Army 1st Sgt. Richard Conner was four days into basic training when the twin towers fell. He recalls listening to news coverage of the attacks on his drill sergeant's radio, half thinking in the days that followed that he'd be dispatched to fight in Afghanistan before he had even learned how to march.
In the 17 years since Conner graduated basic, military service members have become more firmly established in the American consciousness as heroes, and reports of troops killed in action or returning from deployments with life-altering war wounds have become a fixture of news coverage.
For some prospective recruits, the fear of what might happen downrange and the strong likelihood of having to deploy pose their own barriers to enlistment.
"What they see on TV about war and soldiers not coming home, it is always a question we get," said Conner, now the first sergeant at Army Recruiting Company Fayetteville, N.C. "They're worried about joining the military, and they know we fight war and there's an inherent risk to that."
Petty Officer 3rd Class Darnell Beller, 33, a recruiter at Navy Recruiting District Los Angeles, said the recruiting experience in his area is much different than in many heavily recruited areas, such as the post he previously held in Houston, Texas. In Inglewood, the urban area he canvasses, young people are not likely to be "propensed" by prior family service, and one of the greatest challenges is qualification. Of 20 or 30 youths he talks to each week, Beller said, only three or four meet the education and physical requirements to serve.
"They don't really understand the history of the military as some other people might understand it," he said.
But, Beller added, they still resonate with authenticity.
"I'm first-generation military, and I've always wanted to do something different in life," he said. "It was a challenge for me to go out and do that."
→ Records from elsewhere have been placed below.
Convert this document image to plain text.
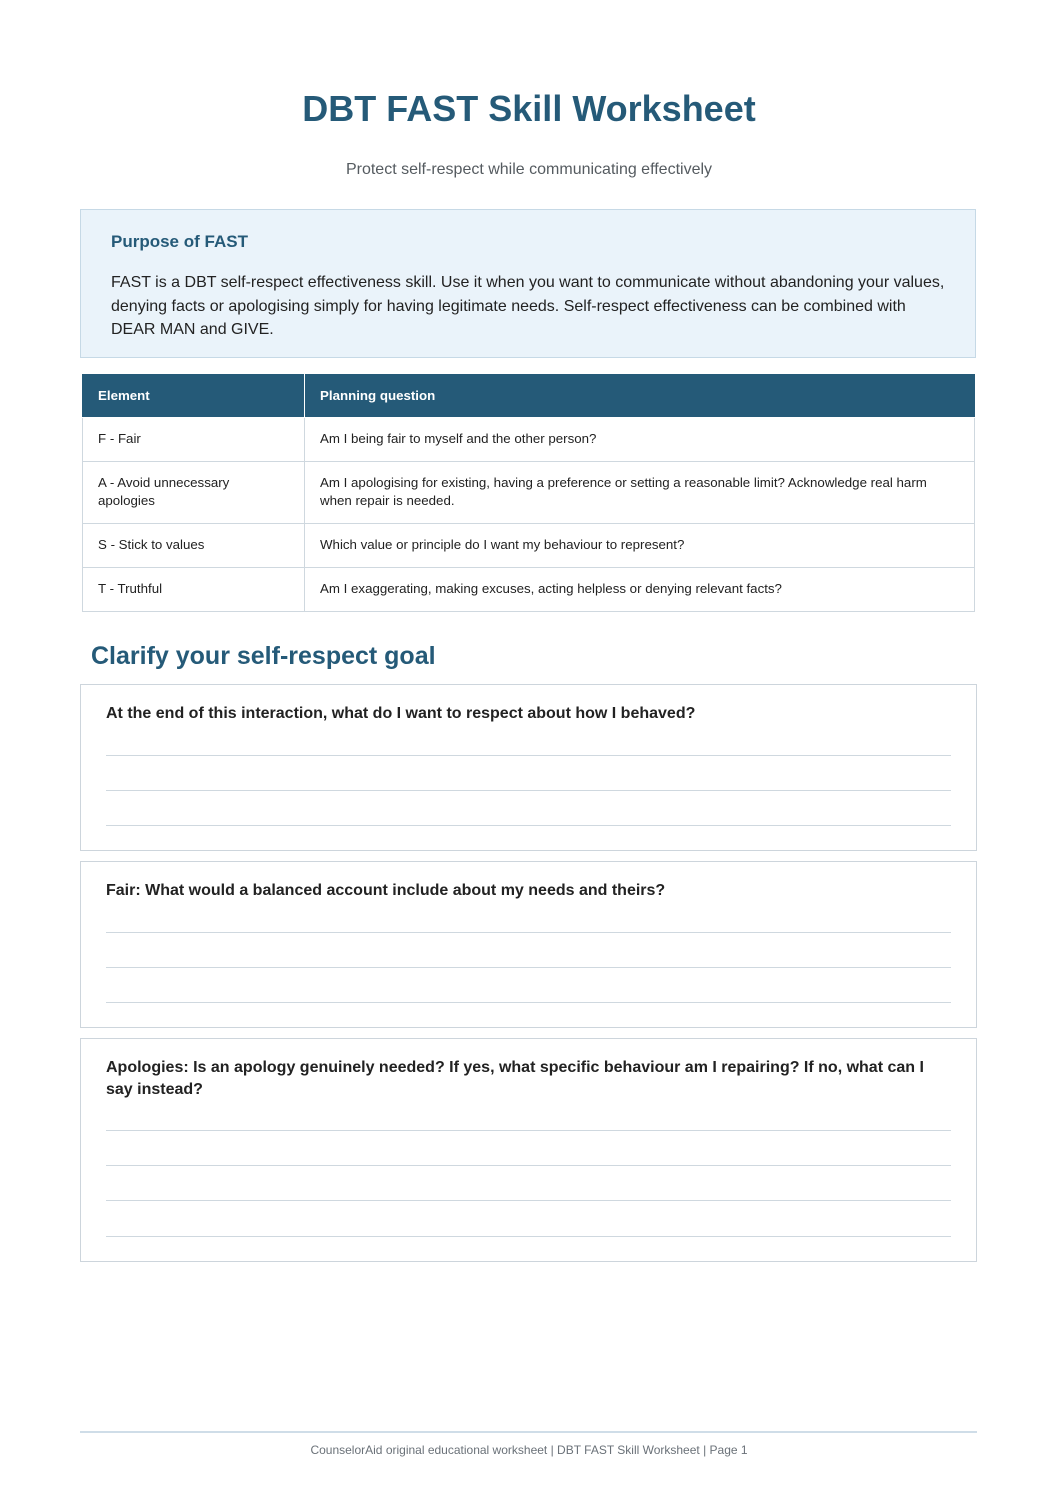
DBT FAST Skill Worksheet

Protect self-respect while communicating effectively

Purpose of FAST

FAST is a DBT self-respect effectiveness skill. Use it when you want to communicate without abandoning your values, denying facts or apologising simply for having legitimate needs. Self-respect effectiveness can be combined with DEAR MAN and GIVE.

Element	Planning question
F - Fair	Am I being fair to myself and the other person?
A - Avoid unnecessary apologies	Am I apologising for existing, having a preference or setting a reasonable limit? Acknowledge real harm when repair is needed.
S - Stick to values	Which value or principle do I want my behaviour to represent?
T - Truthful	Am I exaggerating, making excuses, acting helpless or denying relevant facts?
Clarify your self-respect goal

At the end of this interaction, what do I want to respect about how I behaved?

Fair: What would a balanced account include about my needs and theirs?

Apologies: Is an apology genuinely needed? If yes, what specific behaviour am I repairing? If no, what can I say instead?

CounselorAid original educational worksheet | DBT FAST Skill Worksheet | Page 1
On the island of Puerto Rico, some young people are finding the military through connections that have little to do with war.
Petty Officer 1st Class Miguel Rivera Perez, 39, a Puerto Rico native who now works as a recruiter, said Hurricane Maria, which devastated the island in 2018 and left 97 percent of homes without power, also called attention to the mission of the U.S. Navy. The hospital ship Comfort spent two months near Puerto Rico treating patients, while sailors on land interacted with locals and offered aid.
"I had this kid that came out and saw me out there [in my uniform] and got really interested," Rivera Perez said. "Every time [people] saw the uniform, it brought hope to the people of Puerto Rico."
Crofoot, the command sergeant major who served as a recruiter in 2001 and continues to recruit today, said he marvels at the fact that young people who have never known peacetime still step forward to swear the oath of enlistment.
"These young men and women are remarkable; they've been at war as a generation longer than any other generation has," he said. "[...] They know a lot more about 9/11 than people would ever believe because we have a media-centric world. They might have been young. It is part of their life, it defines the beginning of their young childhood. … They get it."